Is SQL Becoming Niche?

  • Many argue “no,” invoking Betteridge’s law: SQL remains foundational and widely used across back-end, data engineering, and data science.
  • A minority view: “good/serious” or “advanced” SQL is becoming niche, especially in new systems where databases are treated as dumb storage and complexity moves into application code.
  • Another framing: SQL-for-development (complex modeling, optimization) is getting more specialized, while SQL-for-access (ad hoc reads, reporting) is increasingly common and democratized.
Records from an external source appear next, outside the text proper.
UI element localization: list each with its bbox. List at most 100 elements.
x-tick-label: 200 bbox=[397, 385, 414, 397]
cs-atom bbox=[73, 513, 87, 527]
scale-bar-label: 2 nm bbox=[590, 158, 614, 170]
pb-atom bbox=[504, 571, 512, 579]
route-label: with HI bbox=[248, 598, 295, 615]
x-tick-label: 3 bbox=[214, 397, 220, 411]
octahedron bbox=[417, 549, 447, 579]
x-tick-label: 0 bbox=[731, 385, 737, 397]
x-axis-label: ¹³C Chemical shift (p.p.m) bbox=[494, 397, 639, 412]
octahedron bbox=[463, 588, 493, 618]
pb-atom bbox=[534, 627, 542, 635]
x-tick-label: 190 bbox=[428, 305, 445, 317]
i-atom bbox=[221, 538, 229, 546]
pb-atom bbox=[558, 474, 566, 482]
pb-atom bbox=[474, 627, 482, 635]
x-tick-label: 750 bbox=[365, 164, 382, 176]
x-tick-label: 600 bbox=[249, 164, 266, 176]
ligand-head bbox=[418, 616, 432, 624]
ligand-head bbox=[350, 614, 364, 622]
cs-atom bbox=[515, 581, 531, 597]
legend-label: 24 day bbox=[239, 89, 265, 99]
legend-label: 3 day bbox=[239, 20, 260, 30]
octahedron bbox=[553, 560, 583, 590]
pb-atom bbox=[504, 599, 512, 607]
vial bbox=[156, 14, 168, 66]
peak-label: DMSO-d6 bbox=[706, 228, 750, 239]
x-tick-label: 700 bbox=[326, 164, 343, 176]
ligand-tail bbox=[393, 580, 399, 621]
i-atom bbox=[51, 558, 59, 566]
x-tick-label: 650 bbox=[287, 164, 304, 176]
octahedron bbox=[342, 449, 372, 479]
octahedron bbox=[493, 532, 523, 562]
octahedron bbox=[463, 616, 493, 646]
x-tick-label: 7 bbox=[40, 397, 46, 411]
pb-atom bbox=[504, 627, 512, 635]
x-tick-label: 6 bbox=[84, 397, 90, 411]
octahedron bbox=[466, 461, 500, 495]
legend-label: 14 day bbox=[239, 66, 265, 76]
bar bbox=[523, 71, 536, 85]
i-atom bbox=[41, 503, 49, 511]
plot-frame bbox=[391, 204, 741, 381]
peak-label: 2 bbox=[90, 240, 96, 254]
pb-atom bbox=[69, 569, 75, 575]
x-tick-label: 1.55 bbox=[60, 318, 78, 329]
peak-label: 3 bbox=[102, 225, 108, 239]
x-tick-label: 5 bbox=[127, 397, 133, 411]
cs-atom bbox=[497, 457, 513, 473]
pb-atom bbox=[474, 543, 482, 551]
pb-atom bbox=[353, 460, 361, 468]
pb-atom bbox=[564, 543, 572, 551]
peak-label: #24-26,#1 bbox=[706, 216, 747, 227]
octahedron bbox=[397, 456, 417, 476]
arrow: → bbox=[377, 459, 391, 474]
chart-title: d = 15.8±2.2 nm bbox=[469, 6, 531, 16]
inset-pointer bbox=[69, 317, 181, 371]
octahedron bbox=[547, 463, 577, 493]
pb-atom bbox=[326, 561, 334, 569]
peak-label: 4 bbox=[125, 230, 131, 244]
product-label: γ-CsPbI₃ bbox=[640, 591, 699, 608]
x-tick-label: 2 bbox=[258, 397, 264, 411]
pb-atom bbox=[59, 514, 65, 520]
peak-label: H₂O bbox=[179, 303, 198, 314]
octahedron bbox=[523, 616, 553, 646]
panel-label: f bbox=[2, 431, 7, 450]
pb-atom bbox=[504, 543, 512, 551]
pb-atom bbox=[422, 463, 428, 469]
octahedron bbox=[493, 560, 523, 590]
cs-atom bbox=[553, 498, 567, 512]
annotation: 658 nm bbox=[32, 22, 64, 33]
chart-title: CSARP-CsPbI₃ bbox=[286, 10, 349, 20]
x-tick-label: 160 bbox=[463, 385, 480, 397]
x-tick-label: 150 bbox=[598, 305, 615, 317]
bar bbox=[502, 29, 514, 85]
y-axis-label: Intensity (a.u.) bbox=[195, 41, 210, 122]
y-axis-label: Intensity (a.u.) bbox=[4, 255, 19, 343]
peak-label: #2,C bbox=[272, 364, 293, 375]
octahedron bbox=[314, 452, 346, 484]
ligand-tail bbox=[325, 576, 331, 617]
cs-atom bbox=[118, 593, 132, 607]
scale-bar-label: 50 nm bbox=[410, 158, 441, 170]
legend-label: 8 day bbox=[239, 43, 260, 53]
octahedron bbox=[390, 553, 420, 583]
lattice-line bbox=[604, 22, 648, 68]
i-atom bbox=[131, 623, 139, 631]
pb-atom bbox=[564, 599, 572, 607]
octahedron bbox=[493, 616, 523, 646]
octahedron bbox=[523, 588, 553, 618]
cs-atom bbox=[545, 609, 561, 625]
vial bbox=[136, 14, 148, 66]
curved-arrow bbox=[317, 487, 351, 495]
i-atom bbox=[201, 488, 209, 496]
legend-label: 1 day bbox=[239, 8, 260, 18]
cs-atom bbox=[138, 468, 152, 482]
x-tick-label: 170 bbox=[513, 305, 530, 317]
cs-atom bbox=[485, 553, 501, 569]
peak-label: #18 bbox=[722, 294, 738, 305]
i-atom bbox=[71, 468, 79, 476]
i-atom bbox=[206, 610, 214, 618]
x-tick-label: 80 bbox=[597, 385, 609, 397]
DBAs, Performance, and Schema Design

  • Teams often treat SQL as a background skill until performance collapses; then they “suddenly want a DBA.”
  • Poor initial schema/index design leads to painful refactors when load grows.
  • There are few DBAs relative to the number of projects; those with intermediate–strong skills report very high demand and pay.
  • Typical fixes: adding/removing/consolidating indexes, restructuring “hero queries,” breaking work into smaller units, and working around ORM-generated SQL.

ORMs, NoSQL, and Abstraction Layers

  • ORMs are seen as productive for 80–90% of CRUD, but often get in the way for complex queries; many developers eventually want to “just write SQL.”
  • A lot of engineering effort goes into avoiding SQL via ORMs, JSON/REST layers, or “hipster” web databases, while a relational engine still sits underneath.
  • Some teams start on MongoDB/DynamoDB for cost/simplicity, then migrate to PostgreSQL when requirements grow; others regret NoSQL as a default and are actively moving back to Postgres.
  • Several note SQL’s expressiveness and concision are hard to beat; alternative syntaxes (ORM chains, pipelines, PRQL, QUEL) are usually less compact or familiar.

SQL in Data Science and Analytics

  • In data engineering and many analytics-heavy domains, SQL is “bread and butter,” used for hours daily and preferred over Python for data processing until genuinely outgrown.
  • Some data scientists underuse SQL, doing only extraction before moving to Excel/Pandas, which others see as a productivity and collaboration loss.

LLMs, Tools, and Skills

  • One view: LLMs already write complex SQL better than most humans, making advanced SQL less worth memorizing.
  • Counterviews report LLMs failing on anything beyond simple joins/aggregates; prompts for real-world complexity are hard to express.
  • Advice recurs: modest SQL study (books, tutorials, RDBMS docs) rapidly differentiates engineers and pays off significantly.